Seasoning and Drying Wood To Kill Lichen

The seasoning process is used to dry out firewood to improve the quality of your burn. Dry wood is easier to light, burns cleanly, consistently, and produces much less smoke. It depends on when you split the wood, but it will take 6-12 months to dry out firewood. You need a few months of the summer sun working its magic.

Drying the wood will remove the lichens water source so it will quickly die. It will still be on the surface, but you won’t have to deal with smoke and the smell it gives off. How do you season firewood?

  • Get Firewood Off The Ground: Getting your firewood up off the ground is by far the most important step. It significantly reduces the chance of rot and water damage at the bottom of your stack. I recommend building/buying a firewood rack or stacking the wood on pallets or pressure-treated 2x4s.
  • Cover Up The Top: Covering up your wood can be as simple as covering the top with a tarp. If you burn a lot of firewood it’s worth building a small wood shed or buying a commercial firewood rack. I really like the cheap firewood rack brackets they sell on Amazon. All you need is 5 minutes of your time and a few 2×4’s. Cover that up with a cover (my favorite) and you’re good to go.
  • Increase Airflow: Make sure you leave the sides exposed when covering up your wood. Tarps should only be draped over the top of the pile and tied down. A little bit of airflow will significantly speed up the drying process.
  • Improve Sunlight: Sunlight is the natural enemy of lichen and moisture.

Burning Lichen Can Be Smelly

There are a lot of people out there that can’t stand the smell of burning lichen.

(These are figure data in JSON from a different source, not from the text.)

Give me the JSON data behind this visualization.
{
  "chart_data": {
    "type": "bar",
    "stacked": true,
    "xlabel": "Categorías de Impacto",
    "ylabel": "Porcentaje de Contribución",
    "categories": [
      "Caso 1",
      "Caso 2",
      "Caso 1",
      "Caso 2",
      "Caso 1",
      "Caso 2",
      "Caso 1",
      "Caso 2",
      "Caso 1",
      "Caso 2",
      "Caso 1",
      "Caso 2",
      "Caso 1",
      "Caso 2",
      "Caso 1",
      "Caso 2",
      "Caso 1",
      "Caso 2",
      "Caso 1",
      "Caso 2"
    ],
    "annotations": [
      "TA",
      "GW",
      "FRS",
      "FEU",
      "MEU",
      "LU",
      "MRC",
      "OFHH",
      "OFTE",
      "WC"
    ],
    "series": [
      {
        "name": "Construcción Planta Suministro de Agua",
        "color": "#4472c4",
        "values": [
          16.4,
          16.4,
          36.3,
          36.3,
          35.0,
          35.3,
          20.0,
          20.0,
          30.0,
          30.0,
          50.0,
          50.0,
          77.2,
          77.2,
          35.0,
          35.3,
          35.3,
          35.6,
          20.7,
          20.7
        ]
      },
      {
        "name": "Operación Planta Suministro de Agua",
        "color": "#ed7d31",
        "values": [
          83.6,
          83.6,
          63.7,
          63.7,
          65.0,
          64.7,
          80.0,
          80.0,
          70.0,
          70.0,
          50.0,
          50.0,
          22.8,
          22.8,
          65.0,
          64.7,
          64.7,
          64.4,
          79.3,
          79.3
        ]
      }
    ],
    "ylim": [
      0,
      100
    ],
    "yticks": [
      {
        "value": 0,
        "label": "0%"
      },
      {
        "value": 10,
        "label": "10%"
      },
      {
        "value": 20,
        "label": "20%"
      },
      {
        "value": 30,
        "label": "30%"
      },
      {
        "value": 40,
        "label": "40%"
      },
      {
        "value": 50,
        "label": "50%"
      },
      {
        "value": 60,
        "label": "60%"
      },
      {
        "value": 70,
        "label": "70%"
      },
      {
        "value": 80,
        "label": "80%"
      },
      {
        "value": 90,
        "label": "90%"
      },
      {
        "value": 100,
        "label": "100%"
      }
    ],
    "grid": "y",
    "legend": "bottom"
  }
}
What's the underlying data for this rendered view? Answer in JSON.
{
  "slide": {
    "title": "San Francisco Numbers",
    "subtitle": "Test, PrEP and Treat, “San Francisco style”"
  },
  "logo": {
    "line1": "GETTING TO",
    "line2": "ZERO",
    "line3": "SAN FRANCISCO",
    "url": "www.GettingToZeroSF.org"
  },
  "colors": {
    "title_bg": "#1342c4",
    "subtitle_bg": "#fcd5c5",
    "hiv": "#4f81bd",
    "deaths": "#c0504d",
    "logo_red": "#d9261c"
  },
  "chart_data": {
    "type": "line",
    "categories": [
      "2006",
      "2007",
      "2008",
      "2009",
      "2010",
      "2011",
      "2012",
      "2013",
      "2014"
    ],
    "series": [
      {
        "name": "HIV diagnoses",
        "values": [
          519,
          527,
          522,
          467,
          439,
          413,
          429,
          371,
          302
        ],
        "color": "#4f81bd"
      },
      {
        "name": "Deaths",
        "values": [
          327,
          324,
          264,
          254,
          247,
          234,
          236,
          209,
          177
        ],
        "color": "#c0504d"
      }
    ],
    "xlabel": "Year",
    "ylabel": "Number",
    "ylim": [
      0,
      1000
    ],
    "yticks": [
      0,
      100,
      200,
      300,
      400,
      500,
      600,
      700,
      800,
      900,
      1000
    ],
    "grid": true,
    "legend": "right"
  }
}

People seem to either love or hate the smell of burning lichen. It has a wooden, musky, yeasty scent that some people actually use in their incense containers.

I neither like nor hate the smell of burning lichen. Regular firewood smells better, but I don’t think it’s all that bad. My cousin on the other hand thinks it smells rancid and it upsets his stomach making him sick.

It’s like any other scent. Some people won’t like it no matter what. There are people in this world that hate the smell of fresh made cinnamon buns. Those people are crazy, but everybody’s sense of smell is different.

Lichen and Moss Produce A Lot of Smoke

Be careful when burning wood that’s covered in lichen and moss. The presence of lichen/moss guarantees that the wood isn’t fully seasoned. It will be hard to light, but that’s not the main problem.

Wet wood will be ridiculously smoky producing a cloud of black smoke. That’s not a big deal around the campfire, but it can cause a lot of damage in the house.